Départ de Pontrieux, sous la pluie. Descente brève mais néanmoins paisible du Trieux jusqu’à Lézardrieux, la quasi embouchure. 

Demain, la mer.

10 septembre

Départ plein ouest pour effacer la Bretagne et on pique cette nuit vers l’Espagne. Pas de nouvelles sur ce blog avant trois jours, donc.

10 septembre (soir)

En face de Perros-Guirrec. Très belle journée, on confirme, cap vers l’Espagne.

11 septembre

Première nuit en mer, quarts pris par Daniel-Jean Michel O puis Emmanuel-Jean Michel D. La lune nous a accompagnés une bonne partie de la nuit puis s’est lassée. On a doublé Ouessant ce matin, cap au sud vers l’Espagne, 300 milles à courir loin de toute côte, donc rendez-vous dans trois jours (au moins). En attendant, vous pouvez nous envoyer des sms au 00881652409146.

Jeudi 12 septembre

Golfe de Gascogne. C’est là que c’est supposé se compliquer. Et bien non. Pas de mer, pas de vent, du moteur. Mais Duval, qui a lancé une traîne malgré tous nos sarcasmes remonte une bonite de trois kilos, qu’il nettoie et depèce et que nous mangeons le soir. À la tombée du jour, deux baleines viennent souffler à 50 mètres du bateau.

Vendredi 13 septembre

On avance dans le Golfe, au dessus de la plaine abyssale, 4000 mètres de fond. Le Golfe se souvient brusquement de sa réputation. La mer se gonfle, présentant par l’arrière des vagues qui commencent à dépasser le franc bord et nous éclaboussent parfois. Le vent se renforce, monte à 5-6. On dépasse parfois 10 noeuds au speedo. À 22h, au début de la nuit, empannage involontaire, le chariot d’écoute de grand-voile explose. On finira la nuit sous trinquette seule.

Samedi 13 septembre

Le chariot d’écoute de grand-voile a été rafistolé au petit jour. On  navigue sous un vent de force 5-6 établi de nord-est, mer agitée qui nous soulève par l’arrière, ça bouge beaucoup dans le bateau et chaque barreur reçoit son lot d’auloffées. On finit la journée avec un vent force 7, des rafales à 30 noeuds, donc  trois ris dans la grand-voile et trinquette. Il est où le Golfe sympa du début, avec bonite et baleines? On voit la terre espagnole juste avant la tombée du jour.

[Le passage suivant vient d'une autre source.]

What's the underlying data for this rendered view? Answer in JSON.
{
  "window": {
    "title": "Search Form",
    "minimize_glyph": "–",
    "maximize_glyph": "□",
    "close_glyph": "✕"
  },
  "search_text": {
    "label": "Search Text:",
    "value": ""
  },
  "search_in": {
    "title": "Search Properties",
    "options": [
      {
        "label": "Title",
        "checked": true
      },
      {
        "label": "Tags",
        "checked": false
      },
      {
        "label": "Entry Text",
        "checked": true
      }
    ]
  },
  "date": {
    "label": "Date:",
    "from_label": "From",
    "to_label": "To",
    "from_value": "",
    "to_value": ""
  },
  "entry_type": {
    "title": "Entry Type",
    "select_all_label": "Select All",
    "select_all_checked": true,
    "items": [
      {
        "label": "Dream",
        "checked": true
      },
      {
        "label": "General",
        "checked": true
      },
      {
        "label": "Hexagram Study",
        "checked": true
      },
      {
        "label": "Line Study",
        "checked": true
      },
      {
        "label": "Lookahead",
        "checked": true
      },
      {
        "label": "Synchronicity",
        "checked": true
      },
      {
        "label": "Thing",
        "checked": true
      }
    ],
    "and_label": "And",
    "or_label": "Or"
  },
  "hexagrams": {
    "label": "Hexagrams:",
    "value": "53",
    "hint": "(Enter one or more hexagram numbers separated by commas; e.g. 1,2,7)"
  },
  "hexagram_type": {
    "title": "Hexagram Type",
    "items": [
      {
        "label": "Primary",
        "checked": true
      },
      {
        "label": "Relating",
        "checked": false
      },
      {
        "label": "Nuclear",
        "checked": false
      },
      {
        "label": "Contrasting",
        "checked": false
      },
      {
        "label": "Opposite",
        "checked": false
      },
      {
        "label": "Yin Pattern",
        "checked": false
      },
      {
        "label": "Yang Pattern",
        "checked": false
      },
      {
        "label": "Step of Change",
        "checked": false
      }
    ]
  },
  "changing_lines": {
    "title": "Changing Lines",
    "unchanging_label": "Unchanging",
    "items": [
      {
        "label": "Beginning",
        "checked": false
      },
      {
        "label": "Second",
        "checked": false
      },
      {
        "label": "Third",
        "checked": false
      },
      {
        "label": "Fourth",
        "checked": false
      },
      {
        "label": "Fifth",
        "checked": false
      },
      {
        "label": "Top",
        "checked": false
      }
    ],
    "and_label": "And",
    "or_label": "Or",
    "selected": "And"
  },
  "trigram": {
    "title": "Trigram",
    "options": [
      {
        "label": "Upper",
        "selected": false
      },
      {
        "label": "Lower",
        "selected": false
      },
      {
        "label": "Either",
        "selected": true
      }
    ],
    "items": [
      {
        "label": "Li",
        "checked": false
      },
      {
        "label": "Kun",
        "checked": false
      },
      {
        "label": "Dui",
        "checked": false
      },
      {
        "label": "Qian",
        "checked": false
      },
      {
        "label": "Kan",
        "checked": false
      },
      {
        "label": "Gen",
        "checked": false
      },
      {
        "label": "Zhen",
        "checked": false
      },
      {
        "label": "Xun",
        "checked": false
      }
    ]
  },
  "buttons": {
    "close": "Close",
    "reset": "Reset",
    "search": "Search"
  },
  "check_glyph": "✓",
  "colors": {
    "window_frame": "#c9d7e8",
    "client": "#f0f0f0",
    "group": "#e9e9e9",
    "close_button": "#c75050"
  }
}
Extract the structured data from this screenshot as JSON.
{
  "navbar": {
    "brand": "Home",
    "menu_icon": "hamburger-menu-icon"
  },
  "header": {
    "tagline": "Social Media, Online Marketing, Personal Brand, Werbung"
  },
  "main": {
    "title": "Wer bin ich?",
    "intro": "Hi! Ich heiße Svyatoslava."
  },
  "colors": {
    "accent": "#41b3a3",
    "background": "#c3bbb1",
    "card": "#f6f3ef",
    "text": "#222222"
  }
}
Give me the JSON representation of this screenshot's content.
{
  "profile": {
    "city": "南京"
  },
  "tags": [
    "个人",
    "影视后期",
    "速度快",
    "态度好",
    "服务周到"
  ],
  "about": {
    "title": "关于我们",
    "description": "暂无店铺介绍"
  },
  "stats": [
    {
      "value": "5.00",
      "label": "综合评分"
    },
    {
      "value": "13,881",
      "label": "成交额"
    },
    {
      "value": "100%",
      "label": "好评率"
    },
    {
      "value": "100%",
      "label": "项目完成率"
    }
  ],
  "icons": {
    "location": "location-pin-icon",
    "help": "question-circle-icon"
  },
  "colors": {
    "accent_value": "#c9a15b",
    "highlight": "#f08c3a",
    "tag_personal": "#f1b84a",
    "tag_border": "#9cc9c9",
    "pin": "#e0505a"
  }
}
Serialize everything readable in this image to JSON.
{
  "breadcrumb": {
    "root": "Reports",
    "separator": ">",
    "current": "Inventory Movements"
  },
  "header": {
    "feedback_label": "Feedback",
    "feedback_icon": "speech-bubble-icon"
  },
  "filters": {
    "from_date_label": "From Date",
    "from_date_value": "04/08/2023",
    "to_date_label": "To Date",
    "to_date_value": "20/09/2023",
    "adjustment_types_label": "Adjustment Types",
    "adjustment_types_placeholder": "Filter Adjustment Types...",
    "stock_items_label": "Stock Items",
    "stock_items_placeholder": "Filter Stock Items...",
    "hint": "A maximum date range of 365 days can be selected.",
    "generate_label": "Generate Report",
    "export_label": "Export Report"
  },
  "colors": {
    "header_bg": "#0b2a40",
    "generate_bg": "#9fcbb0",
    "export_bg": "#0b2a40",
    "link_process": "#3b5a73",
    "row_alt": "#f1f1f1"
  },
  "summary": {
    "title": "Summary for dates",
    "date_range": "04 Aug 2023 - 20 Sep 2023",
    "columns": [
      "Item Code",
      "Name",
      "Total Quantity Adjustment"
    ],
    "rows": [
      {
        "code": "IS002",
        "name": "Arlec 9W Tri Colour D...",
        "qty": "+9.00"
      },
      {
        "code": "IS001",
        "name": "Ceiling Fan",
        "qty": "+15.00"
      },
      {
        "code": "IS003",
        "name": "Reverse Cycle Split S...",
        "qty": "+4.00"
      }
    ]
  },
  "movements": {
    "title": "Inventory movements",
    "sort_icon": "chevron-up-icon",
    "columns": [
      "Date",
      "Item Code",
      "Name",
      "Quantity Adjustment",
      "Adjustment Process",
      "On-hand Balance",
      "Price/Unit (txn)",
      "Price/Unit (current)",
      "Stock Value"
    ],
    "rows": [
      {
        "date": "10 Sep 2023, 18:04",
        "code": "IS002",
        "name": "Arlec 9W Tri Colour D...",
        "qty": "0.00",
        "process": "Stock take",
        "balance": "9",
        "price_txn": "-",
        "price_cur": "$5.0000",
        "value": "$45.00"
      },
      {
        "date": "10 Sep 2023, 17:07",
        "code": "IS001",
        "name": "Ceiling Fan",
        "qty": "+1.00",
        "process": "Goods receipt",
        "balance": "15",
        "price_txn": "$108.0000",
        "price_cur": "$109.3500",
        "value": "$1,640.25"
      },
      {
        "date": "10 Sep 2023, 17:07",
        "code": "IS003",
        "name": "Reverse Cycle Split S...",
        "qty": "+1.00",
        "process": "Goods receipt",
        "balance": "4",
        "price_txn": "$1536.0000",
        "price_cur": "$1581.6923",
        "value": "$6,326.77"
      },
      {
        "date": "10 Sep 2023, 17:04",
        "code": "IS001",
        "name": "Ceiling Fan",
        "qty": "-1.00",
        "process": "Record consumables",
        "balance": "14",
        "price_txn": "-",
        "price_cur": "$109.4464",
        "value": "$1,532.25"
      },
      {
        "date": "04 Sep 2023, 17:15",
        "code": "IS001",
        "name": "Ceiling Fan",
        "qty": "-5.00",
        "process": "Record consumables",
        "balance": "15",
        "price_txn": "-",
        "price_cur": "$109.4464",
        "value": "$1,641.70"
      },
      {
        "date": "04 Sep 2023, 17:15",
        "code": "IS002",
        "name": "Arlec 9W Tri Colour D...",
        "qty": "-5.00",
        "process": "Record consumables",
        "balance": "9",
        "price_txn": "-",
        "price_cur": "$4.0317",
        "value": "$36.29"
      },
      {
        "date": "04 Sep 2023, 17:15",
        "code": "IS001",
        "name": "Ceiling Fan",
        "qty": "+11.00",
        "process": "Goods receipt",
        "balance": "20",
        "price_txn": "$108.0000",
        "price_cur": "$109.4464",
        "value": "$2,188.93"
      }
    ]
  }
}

Samedi 13 septembre (nuit)

La météo que nous obtenons enfin par satellite nous a dit de nous rapprocher des côtes pour du vent et de la mer plus calmes. C’est vrai pour la mer, pas pour le vent qui se moque de nous : rien, puis trop, puis rien, toute la nuit à prendre des ris puis les larguer.

Dimanche 14 septembre

Arrivée ce matin à Vigo, grand port industriel, escale de ces immenses paquebots de croisière qui déversent à terre des milliers de touristes. Au bord du quai attendent des catamarans à fond transparent où ils s’engouffrent pour aller voir des fonds sous-marins. Lesquels, on ne sait pas. On restera au moins lundi pour réparer le chariot, vérifier les batteries qui ne rechargent guère et essayer d’améliorer notre liaison satellite. Et prendre des douches. Beaucoup de douches.